Be With Me

Pablo Tornel

Título: Be With Me

Año: 2005

País: Singapur

Director: Eric Khoo

Guion: Eric Khoo, Wong Kim Hoh (Idea: Theresa Chan)

Música: Kevin Mathews, Christine Sham

Fotografía: Adrian Tan

Reparto: Theresa Chan, Ezann Lee, Seet Keng Yew

El cine procedente de Singapur no es muy conocido en Occidente por una razón, la inexistencia de este hasta la década de los 90. Sin embargo, en la actualidad se pueden ver a actores singapurenses en Hollywood, como Tan Kheng Hua y Fiona Xie, y a directores, como Eric Khoo, tener éxito en festivales de cine internacionales. Este último, con una visión compleja del cine y una vocación independiente, ha catapultado al cine de Singapur hasta el lugar que ocupa hoy, siendo una de las cinematografías más interesantes de Asia.

Una de sus películas más aclamadas es Be With Me (2005). En esta se mezclan la realidad y la ficción a través de 4 historias. Un anciano cuya mujer está ingresada en un hospital, un empleado de seguridad enamorado de una mujer exitosa, dos adolescentes que se conocen por internet y comienzan una relación (la primera vez que en el cine singapurense se muestra una relación lésbica), y una anciana invidente y sorda que está escribiendo su biografía. Esta última es la historia de Theresa Poh Lin Chan, conocida como la Helen Keller de Singapur, la cual se interpreta así misma en la película y dio la idea original de esta.

A lo largo del film se van dando saltos entre una historia y otra conformando una estructura narrativa peculiar, que la enriquece a pesar de su aparente simplicidad. Y aunque parece que no se vayan a unir en ningún momento, en el absurdo e innecesario final sí lo hacen, con consecuencias trágicas.

No es la tragedia, sino el drama, lo que domina la película. Un drama con el que el 99% de la población puede conectar. La soledad que produce la falta de comunicación. Este es el eje fundamental de la película, el pilar sobre el que se edifica. Los personajes se encierran en sí mismos, tienen miedo de verse en situaciones que los hagan sentir vulnerables.
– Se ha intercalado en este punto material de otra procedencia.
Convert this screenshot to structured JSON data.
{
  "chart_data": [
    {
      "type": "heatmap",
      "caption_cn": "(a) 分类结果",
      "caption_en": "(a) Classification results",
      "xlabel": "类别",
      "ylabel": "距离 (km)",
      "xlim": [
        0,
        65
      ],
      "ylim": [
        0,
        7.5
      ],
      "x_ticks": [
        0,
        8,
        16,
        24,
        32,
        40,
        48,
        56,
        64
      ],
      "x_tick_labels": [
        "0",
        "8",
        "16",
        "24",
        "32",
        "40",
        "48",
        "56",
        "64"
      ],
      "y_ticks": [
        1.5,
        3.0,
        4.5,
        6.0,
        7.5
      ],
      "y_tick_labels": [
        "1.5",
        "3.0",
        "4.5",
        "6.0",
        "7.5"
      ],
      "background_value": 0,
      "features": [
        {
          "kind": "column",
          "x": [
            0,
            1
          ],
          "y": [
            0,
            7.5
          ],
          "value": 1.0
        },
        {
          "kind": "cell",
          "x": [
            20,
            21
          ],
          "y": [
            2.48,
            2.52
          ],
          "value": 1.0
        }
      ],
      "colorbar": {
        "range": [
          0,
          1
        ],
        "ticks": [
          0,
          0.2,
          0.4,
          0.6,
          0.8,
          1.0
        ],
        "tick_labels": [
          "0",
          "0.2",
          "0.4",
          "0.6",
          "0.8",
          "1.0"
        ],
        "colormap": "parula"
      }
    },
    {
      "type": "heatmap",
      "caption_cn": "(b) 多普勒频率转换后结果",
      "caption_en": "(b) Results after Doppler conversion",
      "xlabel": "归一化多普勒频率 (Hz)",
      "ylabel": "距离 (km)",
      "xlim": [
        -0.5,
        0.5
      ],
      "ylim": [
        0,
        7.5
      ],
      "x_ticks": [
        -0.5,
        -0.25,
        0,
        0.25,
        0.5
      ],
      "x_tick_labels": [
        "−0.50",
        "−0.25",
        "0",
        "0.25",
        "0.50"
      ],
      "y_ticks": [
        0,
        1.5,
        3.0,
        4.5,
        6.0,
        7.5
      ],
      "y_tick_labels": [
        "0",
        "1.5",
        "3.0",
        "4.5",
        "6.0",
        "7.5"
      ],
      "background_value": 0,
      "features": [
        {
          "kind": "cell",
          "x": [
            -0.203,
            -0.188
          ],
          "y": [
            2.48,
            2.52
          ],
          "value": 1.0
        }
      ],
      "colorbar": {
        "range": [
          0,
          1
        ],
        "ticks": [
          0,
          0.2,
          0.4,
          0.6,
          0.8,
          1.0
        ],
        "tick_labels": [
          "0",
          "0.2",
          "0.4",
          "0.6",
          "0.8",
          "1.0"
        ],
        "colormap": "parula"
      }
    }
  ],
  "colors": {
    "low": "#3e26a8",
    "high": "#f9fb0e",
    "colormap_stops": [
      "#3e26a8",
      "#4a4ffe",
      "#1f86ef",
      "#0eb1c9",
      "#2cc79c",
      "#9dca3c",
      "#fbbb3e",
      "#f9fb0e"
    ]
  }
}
No quieren verse expuestos.

Sin embargo, el personaje que más problemas debería tener a la hora de comunicarse, Theresa Chan, es el que con más éxito lo hace. Pese a ser invidente y sorda, a través de las manos y de frases sueltas en inglés, es capaz de entender y hacer que la entiendan. Incluso hasta el punto de poder escribir su biografía. La más vulnerable y a la que menos le afecta. Ha sido capaz de vivir una vida plena, de viajar por todo el mundo, de aprender y de conocer a personas interesantes. Y también de enamorarse.

El amor es otro tema fundamental en la película. En una película con apenas 3 minutos de diálogos, Eric Khoo representa muy bien lo que es estar enamorado a través de miradas, gestos, complicidades y sonrisas. Aunque cuanto más avance la película este amor se acabe y se convierta en obsesión por lo nunca tenido o por lo que se ha dejado de tener.

La única historia que deja buen sabor de boca es la del anciano. A través de su amor por la cocina y gracias a la biografía de Theresa Chan, es capaz de abandonar el caparazón en el que se refugiaba, y llegar a conocerla. Sin intercambiar una palabra cenan juntos el plato favorito de ella.

Un final positivo el de una película triste, que, sin embargo, recuerda que el vacío que sentimos se puede llenar con un buen plato de comida, una mano que nos ayuda y una conversación banal.